Oliveira destacou que os juros do crédito ainda são altos devido ao ;baixo nível; do saldo das operações de crédito, concentração bancária (poucas instituições atuando no mercado), compulsórios altos (parte do dinheiro depositado nos bancos que deve ser recolhida ao BC) e desemprego, o que leva a aumento de risco.
O diretor da Anefac lembrou que o custo de captação do dinheiro pelo banco (Selic) corresponde a 20% da taxa de juros do crédito. A maior parte da composição da taxa é o risco de inadimplência (32%). O lucro corresponde por 27%, impostos e compulsório, 20%, e despesas administrativas com funcionários e o processo de liberação do crédito, 1%. Oliveira explicou que essas despesas administrativas são mais baixas porque os bancos cobram tarifas para cobrir parte desses custos.
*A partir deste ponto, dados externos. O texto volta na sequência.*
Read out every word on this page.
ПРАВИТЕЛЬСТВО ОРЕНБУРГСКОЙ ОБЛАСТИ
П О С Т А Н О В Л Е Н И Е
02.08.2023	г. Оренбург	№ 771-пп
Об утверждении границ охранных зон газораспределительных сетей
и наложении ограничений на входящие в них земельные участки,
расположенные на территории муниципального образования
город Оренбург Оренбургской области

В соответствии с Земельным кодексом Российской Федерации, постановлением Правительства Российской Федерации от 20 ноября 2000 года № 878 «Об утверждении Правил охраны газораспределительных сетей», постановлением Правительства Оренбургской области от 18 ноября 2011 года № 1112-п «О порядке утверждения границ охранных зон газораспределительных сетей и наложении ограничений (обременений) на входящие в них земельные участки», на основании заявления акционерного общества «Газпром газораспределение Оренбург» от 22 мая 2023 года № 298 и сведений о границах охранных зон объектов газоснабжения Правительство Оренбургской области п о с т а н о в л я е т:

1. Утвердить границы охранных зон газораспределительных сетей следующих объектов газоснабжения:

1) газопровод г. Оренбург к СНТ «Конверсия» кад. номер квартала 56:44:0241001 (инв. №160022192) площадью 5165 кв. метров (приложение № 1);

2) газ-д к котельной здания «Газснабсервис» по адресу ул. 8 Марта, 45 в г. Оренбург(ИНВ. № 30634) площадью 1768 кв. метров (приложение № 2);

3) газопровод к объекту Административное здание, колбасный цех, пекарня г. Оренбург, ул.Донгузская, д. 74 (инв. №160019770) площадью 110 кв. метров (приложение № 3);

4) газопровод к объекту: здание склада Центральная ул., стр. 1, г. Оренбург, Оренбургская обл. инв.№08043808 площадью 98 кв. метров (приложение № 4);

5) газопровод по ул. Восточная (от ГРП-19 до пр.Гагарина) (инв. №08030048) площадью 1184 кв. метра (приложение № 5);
Com a recuperação da economia, o que deve levar a menos desemprego, o risco se reduz, avalia Oliveira. Além disso, o economista citou que recentemente o BC reduziu os depósitos compulsórios, o que liberou mais dinheiro para os bancos emprestarem, o que pode levar à redução dos juros ao consumidor. Outro fator que tem mudando o cenário é a maior participação de fintechs (empresas de inovação no setor financeiro) e cooperativas de crédito, o que aumenta a competição com os bancos. A redução da Selic também gera uma outra consequência, os bancos deixam de aplicar em títulos do governo e tendem a emprestar mais para conseguir retornos maiores.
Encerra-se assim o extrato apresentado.